De arrepiar os cabelos

BASTIDORES DA DISTRIBUIÇÃO DAS FOTOS DO DINHEIRO APREENDIDO

Jornalistas e empresas de mídia cortaram do noticiário exigências e mentiras de delegado

Alceu Nader | Textos | Domingo, 15 de Outubro de 2006

Neste feriadão, tive a sorte de reencontrar Luiz Carlos Azenha via internet, depois de quase 20 anos. Fomos colegas dos tempos de formação da rede de jornalismo da Rede Globo, no Oeste paulista, a partir das pontas-de-lança Bauru e São José do Rio Preto.

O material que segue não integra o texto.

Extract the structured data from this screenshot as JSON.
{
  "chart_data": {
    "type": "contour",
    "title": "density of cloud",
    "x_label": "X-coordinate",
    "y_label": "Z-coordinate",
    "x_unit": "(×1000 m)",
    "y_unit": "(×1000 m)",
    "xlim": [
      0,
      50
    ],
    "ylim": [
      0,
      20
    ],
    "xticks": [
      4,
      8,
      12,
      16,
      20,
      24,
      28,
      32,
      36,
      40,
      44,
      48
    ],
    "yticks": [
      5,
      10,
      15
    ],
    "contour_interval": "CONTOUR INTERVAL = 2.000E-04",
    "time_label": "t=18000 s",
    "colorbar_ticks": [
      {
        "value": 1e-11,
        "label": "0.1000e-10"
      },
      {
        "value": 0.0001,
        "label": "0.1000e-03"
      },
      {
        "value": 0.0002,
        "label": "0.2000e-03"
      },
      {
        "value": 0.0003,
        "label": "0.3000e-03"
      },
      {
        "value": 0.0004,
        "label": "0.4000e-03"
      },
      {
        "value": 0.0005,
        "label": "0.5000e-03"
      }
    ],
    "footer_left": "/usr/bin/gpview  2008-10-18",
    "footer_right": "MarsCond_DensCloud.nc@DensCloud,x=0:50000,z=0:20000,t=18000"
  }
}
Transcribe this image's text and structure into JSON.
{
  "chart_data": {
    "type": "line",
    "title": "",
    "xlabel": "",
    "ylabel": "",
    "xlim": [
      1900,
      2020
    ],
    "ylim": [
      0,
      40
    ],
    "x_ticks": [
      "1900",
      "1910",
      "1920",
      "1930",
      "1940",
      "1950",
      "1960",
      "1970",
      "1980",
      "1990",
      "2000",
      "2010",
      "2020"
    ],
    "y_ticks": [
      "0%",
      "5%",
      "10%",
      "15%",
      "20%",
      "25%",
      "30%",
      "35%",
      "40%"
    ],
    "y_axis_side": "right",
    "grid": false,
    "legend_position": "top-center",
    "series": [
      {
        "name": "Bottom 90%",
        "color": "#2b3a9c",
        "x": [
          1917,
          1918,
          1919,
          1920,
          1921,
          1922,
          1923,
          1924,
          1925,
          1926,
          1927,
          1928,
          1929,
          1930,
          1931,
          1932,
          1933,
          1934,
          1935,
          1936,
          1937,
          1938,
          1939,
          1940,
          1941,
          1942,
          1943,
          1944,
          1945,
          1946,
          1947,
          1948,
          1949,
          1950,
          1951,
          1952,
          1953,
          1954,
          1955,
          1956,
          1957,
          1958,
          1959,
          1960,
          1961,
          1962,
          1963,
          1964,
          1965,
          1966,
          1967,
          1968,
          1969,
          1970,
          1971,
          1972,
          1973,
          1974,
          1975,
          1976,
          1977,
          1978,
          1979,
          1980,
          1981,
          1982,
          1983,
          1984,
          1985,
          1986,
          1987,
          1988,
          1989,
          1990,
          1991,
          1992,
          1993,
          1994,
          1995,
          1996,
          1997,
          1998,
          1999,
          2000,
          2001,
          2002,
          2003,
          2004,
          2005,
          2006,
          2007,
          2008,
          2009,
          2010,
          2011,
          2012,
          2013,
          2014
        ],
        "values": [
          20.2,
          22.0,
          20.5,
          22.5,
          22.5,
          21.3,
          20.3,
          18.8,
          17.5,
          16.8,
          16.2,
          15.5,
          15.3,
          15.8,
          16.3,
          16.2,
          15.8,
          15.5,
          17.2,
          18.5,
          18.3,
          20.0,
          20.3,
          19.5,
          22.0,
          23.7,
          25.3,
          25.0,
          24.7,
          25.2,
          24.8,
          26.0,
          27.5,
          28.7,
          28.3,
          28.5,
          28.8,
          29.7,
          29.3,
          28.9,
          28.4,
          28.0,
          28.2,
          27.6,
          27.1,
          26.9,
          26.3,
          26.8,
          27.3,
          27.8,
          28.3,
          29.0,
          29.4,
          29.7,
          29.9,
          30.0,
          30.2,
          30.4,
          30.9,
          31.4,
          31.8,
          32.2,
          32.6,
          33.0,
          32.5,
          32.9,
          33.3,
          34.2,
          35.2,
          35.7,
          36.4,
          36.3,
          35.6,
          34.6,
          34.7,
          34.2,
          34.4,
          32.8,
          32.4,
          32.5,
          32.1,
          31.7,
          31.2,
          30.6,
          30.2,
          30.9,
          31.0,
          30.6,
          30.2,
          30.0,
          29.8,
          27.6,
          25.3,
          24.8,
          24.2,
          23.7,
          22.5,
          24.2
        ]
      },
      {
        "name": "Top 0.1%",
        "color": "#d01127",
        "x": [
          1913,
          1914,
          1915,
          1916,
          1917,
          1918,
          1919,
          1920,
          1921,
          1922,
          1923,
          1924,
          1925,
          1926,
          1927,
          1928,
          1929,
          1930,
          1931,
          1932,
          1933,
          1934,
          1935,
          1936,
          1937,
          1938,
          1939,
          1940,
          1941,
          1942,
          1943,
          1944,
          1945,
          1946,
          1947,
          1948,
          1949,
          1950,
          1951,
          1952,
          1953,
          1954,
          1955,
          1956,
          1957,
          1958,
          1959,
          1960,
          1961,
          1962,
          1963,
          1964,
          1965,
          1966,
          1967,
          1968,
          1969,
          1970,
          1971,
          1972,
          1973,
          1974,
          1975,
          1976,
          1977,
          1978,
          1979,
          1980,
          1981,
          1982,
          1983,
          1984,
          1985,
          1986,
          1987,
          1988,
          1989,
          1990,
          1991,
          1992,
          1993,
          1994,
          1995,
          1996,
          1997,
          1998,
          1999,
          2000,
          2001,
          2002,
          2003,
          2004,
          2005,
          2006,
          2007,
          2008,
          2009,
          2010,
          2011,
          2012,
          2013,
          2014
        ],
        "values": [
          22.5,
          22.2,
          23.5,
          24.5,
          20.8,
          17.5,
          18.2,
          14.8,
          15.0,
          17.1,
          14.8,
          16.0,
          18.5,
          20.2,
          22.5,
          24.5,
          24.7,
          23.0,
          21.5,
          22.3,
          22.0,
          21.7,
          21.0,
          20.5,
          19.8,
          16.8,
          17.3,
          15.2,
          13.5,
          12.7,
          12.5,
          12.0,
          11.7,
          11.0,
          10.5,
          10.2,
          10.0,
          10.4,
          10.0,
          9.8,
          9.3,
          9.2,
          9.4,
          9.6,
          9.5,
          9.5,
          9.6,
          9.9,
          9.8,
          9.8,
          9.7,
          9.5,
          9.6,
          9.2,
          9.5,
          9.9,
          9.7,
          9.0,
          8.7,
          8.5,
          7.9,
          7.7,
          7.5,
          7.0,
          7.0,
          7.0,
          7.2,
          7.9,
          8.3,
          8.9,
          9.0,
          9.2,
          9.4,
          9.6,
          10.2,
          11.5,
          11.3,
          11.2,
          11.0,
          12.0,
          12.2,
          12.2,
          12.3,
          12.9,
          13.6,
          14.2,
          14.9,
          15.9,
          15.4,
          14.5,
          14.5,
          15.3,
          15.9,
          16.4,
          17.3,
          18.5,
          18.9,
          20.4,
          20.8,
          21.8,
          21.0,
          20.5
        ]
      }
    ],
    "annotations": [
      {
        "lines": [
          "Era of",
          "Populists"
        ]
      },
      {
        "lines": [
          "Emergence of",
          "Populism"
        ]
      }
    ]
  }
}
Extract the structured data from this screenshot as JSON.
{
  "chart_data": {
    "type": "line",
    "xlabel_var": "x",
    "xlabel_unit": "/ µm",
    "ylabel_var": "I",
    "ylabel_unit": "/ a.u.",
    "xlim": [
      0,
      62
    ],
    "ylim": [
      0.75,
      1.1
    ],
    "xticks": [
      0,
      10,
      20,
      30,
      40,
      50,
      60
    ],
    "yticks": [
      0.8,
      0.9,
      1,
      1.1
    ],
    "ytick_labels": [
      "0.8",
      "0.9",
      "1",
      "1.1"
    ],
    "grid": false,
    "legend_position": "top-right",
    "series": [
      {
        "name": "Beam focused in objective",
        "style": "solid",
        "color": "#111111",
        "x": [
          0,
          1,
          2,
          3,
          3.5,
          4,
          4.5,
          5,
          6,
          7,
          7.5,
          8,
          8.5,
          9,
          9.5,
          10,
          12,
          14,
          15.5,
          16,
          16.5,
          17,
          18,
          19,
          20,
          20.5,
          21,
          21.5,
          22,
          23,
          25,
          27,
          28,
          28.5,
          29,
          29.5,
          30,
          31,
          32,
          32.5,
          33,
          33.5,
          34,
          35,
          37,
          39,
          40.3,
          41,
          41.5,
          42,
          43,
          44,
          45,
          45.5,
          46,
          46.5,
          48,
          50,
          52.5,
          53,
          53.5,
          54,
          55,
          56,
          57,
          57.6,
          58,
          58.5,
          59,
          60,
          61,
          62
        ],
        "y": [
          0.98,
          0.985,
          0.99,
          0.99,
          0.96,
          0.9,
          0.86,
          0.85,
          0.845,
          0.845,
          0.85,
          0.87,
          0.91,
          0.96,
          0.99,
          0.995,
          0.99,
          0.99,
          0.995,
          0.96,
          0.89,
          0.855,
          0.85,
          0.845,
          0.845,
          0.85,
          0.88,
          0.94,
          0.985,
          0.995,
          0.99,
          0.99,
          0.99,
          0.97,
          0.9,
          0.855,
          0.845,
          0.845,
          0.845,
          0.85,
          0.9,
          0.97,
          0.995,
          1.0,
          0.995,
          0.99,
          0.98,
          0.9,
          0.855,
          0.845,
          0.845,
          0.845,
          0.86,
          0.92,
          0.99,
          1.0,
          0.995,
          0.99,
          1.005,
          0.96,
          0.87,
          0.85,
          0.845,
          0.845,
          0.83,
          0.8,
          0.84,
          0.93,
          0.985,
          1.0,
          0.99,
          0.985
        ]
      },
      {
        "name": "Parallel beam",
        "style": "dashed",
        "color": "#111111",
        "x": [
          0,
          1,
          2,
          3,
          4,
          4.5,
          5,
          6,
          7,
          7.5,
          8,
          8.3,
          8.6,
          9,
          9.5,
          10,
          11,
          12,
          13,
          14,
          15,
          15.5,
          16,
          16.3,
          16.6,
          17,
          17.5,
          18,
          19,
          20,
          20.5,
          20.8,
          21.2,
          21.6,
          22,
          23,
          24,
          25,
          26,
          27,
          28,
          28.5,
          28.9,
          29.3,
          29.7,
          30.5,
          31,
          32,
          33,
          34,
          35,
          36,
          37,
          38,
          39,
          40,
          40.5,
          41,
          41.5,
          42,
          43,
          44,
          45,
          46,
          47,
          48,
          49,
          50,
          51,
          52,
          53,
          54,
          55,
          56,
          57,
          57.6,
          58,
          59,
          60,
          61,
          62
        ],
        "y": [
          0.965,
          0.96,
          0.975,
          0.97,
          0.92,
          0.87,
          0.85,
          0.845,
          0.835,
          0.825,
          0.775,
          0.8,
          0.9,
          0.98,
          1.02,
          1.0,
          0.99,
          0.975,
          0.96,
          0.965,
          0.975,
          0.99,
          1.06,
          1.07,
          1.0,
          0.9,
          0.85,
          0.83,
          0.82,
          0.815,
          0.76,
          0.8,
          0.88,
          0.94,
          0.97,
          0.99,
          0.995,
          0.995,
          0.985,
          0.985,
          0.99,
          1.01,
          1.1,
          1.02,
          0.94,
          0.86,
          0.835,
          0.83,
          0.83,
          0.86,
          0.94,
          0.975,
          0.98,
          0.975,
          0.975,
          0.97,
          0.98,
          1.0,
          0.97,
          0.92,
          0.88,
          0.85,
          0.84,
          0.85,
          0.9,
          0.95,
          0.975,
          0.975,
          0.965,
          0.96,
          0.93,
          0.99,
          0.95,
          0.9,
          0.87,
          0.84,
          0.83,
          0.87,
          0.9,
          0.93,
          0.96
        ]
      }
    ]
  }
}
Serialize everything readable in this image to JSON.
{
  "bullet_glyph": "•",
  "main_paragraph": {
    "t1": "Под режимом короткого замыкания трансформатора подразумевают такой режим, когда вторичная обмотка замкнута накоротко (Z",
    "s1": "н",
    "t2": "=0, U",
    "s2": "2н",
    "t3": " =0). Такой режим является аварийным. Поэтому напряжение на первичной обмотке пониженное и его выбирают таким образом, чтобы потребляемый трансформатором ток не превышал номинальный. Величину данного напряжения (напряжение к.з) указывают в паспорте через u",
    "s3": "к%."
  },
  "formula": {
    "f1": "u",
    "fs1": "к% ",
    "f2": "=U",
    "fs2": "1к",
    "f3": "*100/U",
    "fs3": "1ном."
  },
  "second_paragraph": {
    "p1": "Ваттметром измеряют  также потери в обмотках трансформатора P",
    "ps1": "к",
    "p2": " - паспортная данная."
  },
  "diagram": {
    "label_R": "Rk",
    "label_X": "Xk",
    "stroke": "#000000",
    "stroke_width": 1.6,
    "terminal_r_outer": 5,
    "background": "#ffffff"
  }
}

Meu antigo amigo também está preocupado com os rumos que as empresas de mídia estão tomando nestas eleições. Em seu blog, ele relata pormenorizadamente os diálogos e as negociações entre o delegado da PF, Edmilson Bruno, e jornalistas dos principais meios de comunicação do país. Sobressai-se, na reprodução das conversas, que se tratou de uma ação conjunta a decisão de omitir do público a origem das fotos. Um dos quatro profissionais riu até, quando o delegado disse que desculpa daria ao chefe:

Alguém roubou e deu para vocês

Inocentemente, os desprendidos repórteres omitiram essa e outras informações, inclusive a questão crucial do prazo apresentada pelo delegado: tinha de sair no Jornal Nacional. Nas vésperas do primeiro turno.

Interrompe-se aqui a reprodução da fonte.